# Faraday's and Lenz's law application

1. Jan 31, 2015

### cseil

1. The problem statement, all variables and given/known data
A rectangular coil with a and b sides can rotate around the axis AA' with angular velocity ω. It is in a magnetic field as in figure.

Calculate the flux of B when the coil is orthogonal to the axis AA'. Calculate the $\epsilon_{max}$ and express the position of the coil.

2. Relevant equations
$\epsilon = -\frac{d}{dt} \phi_B$

3. The attempt at a solution

The flux when the coil is orthogonal to the axis AA' is 0.

$\phi_B = NBabcos\theta$

$\theta$ is 90°, so the flux is 0.

Now I calculate the emf.
$\epsilon = -\frac{d}{dt} \phi_B = NBab\omega sin(\omega t)$

The emf is max when $sin(\theta)$ is 1, so when $\theta$ is 90°.

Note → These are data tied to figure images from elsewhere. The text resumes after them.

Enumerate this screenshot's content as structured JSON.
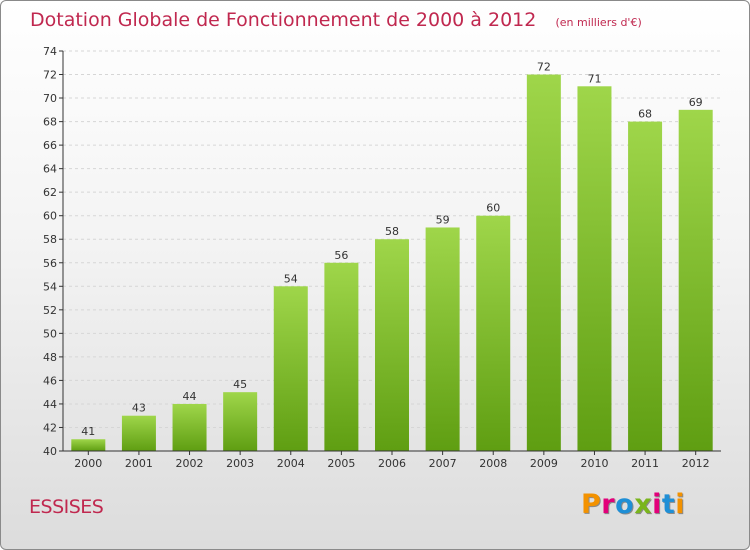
{
  "header": {
    "title": "Dotation Globale de Fonctionnement de 2000 à 2012",
    "unit": "(en milliers d'€)"
  },
  "footer": {
    "commune": "ESSISES",
    "logo": "Proxiti",
    "logo_colors": [
      "#f39200",
      "#e2007a",
      "#1f8fd6",
      "#7ab51d",
      "#e2007a",
      "#1f8fd6",
      "#f39200"
    ]
  },
  "colors": {
    "title": "#c0284f",
    "bar_light": "#9fd64a",
    "bar_dark": "#5f9e12",
    "grid": "#d6d6d6",
    "axis": "#333333"
  },
  "chart_data": {
    "type": "bar",
    "title": "Dotation Globale de Fonctionnement de 2000 à 2012",
    "subtitle": "(en milliers d'€)",
    "categories": [
      "2000",
      "2001",
      "2002",
      "2003",
      "2004",
      "2005",
      "2006",
      "2007",
      "2008",
      "2009",
      "2010",
      "2011",
      "2012"
    ],
    "values": [
      41,
      43,
      44,
      45,
      54,
      56,
      58,
      59,
      60,
      72,
      71,
      68,
      69
    ],
    "ylim": [
      40,
      74
    ],
    "yticks": [
      40,
      42,
      44,
      46,
      48,
      50,
      52,
      54,
      56,
      58,
      60,
      62,
      64,
      66,
      68,
      70,
      72,
      74
    ],
    "grid": true,
    "data_labels": true
  }
}
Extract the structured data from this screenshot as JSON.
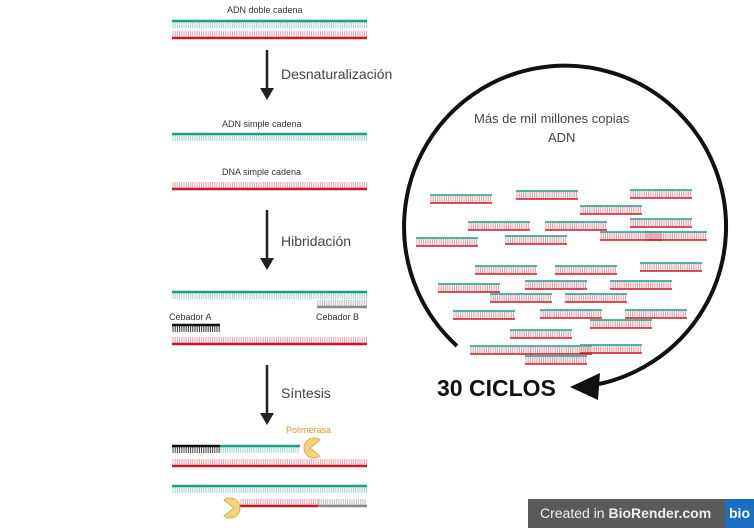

Is it correct my procedure?
If yes, why emf is maximum when flux is 0?

2. Jan 31, 2015

### Staff: Mentor

Since the coil rotates about that axis, it is always orthogonal to it. I assume you mean when the plane of the coil is perpendicular to the surface of the drawing.

Yes.

What matters is not where the emf is maximum but where its rate of change is maximum.

Edit: Oops... I meant flux, not emf, of course.

Last edited: Jan 31, 2015
3. Jan 31, 2015

### cseil

Yes, sorry, I meant that.
Thank you!